Sometimes the Internet reminds me of Tony Hancock’s Blood Donor. You post advice when you have it, and take it back when you need it.
It was like that last night. I am following my own advice and weeding out any instances where username/password combinations are transmitted in plain text. Occasionally I send mail via Exchange as an SMTP server, so I’ve now configured this to use TLS (Transport Layer Security).
All went well until a fatal reboot produced event 32777: The LSA was unable to register its RPC interface over the TCP/IP interface. This is nasty, and causes a host of further errors which pretty much kill networking on the box. I have no idea what provoked it.
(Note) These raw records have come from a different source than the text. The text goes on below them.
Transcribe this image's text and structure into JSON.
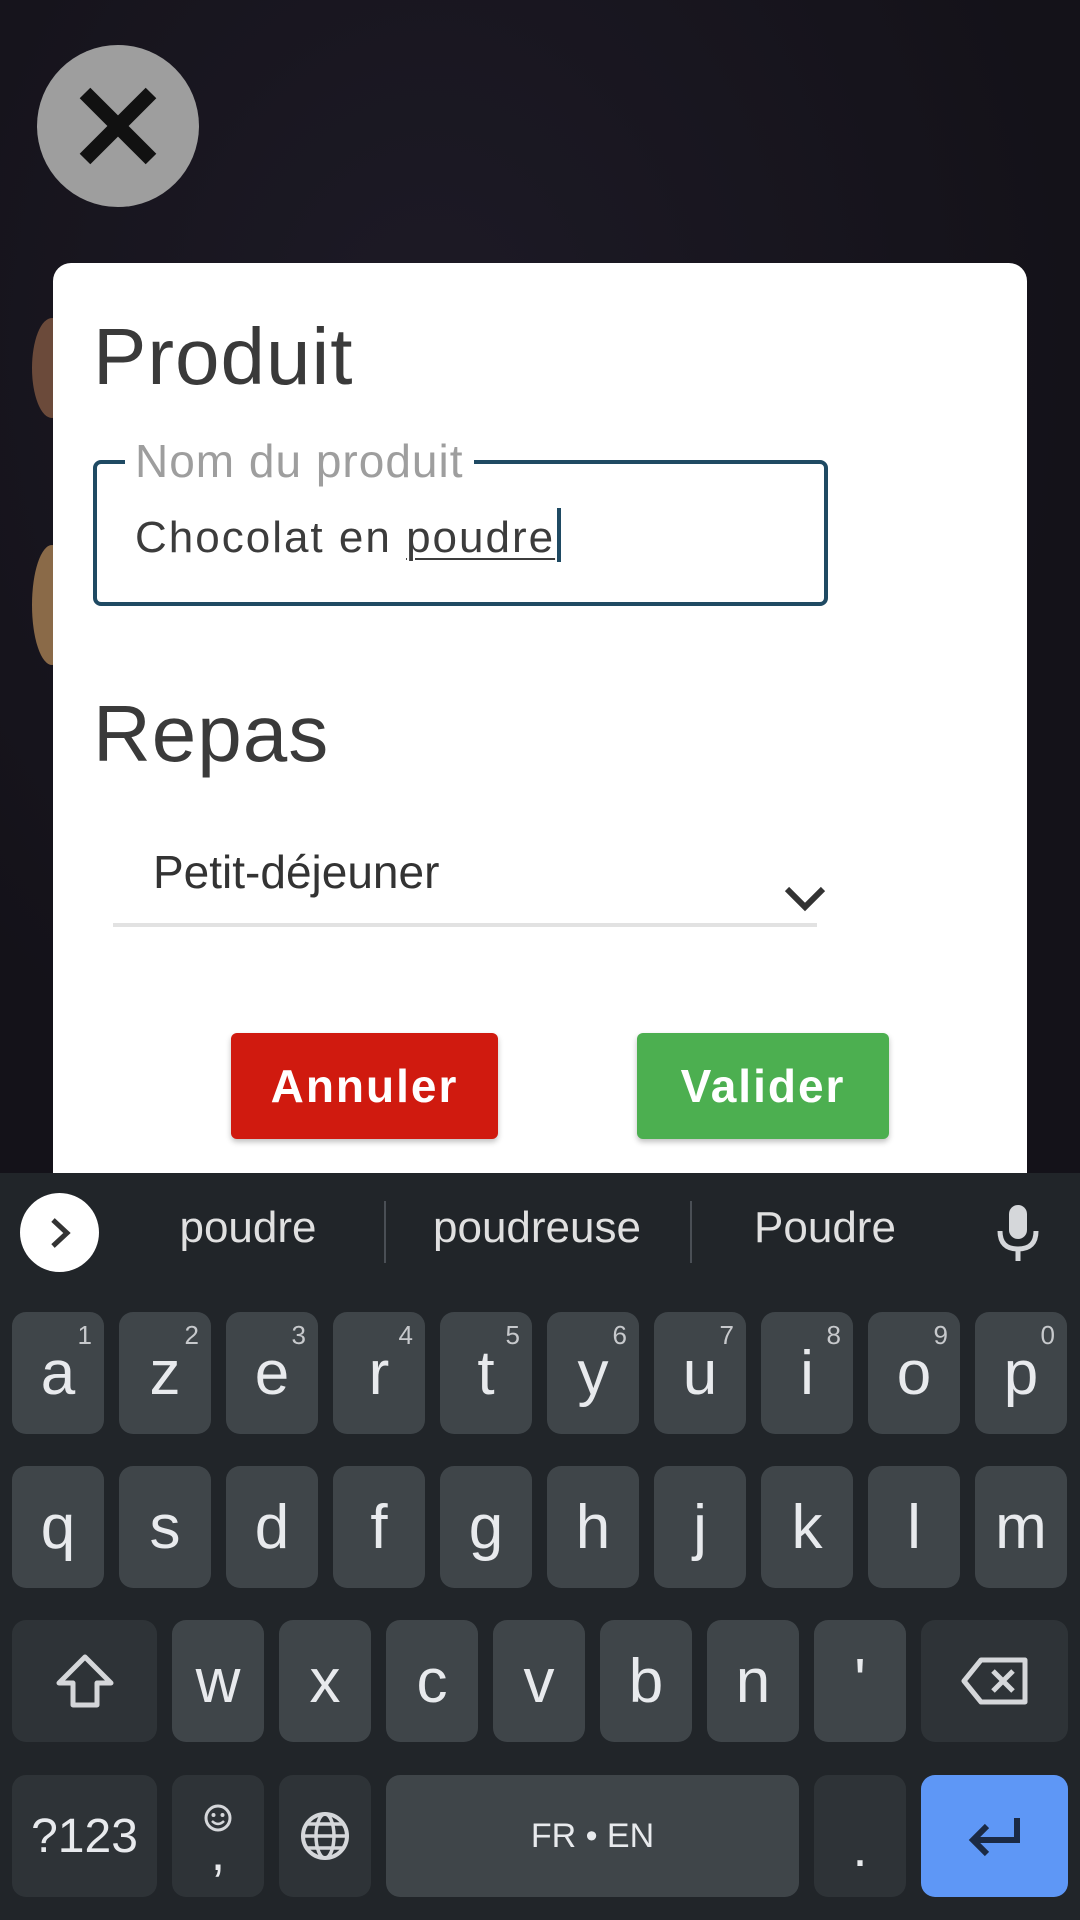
{
  "dialog": {
    "product_heading": "Produit",
    "name_field": {
      "label": "Nom du produit",
      "value_plain": "Chocolat en ",
      "value_composing": "poudre"
    },
    "meal_heading": "Repas",
    "meal_select": {
      "selected": "Petit-déjeuner"
    },
    "cancel_label": "Annuler",
    "ok_label": "Valider"
  },
  "colors": {
    "cancel": "#d01a0f",
    "ok": "#4caf50",
    "field_border": "#1f4a63",
    "enter_key": "#5e97f6"
  },
  "keyboard": {
    "suggestions": [
      "poudre",
      "poudreuse",
      "Poudre"
    ],
    "row1": [
      {
        "k": "a",
        "h": "1"
      },
      {
        "k": "z",
        "h": "2"
      },
      {
        "k": "e",
        "h": "3"
      },
      {
        "k": "r",
        "h": "4"
      },
      {
        "k": "t",
        "h": "5"
      },
      {
        "k": "y",
        "h": "6"
      },
      {
        "k": "u",
        "h": "7"
      },
      {
        "k": "i",
        "h": "8"
      },
      {
        "k": "o",
        "h": "9"
      },
      {
        "k": "p",
        "h": "0"
      }
    ],
    "row2": [
      "q",
      "s",
      "d",
      "f",
      "g",
      "h",
      "j",
      "k",
      "l",
      "m"
    ],
    "row3": [
      "w",
      "x",
      "c",
      "v",
      "b",
      "n",
      "'"
    ],
    "symbols_label": "?123",
    "comma_label": ",",
    "space_label": "FR • EN",
    "period_label": ".",
    "icons": [
      "close-icon",
      "chevron-down-icon",
      "chevron-right-icon",
      "microphone-icon",
      "shift-icon",
      "backspace-icon",
      "emoji-icon",
      "globe-icon",
      "enter-icon"
    ]
  }
}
Fortunately I’ve had this before – two and a half years ago. Last time I used the blunt instrument of a repair install, but by going back to my earlier post and reading the comments I was able to apply fix this quickly:
- Change the logon of the RPC service to Local System, as a temporary fix to networking
- Make changes to local security policy (domain controller policy in this case): Add Adminstrators and Service to the Create Global Objects and Impersonate client after authentication in User Rights Assignment
- Change the logon of the RPC service back to NT AUTHORITY\Network Service
All very obscure and the kind of thing you have little chance of working out for yourself. It is all to do with changes made by Server 2003 SP1 which appear to break important stuff in some circumstances.
Why not Server 2008? All in good time.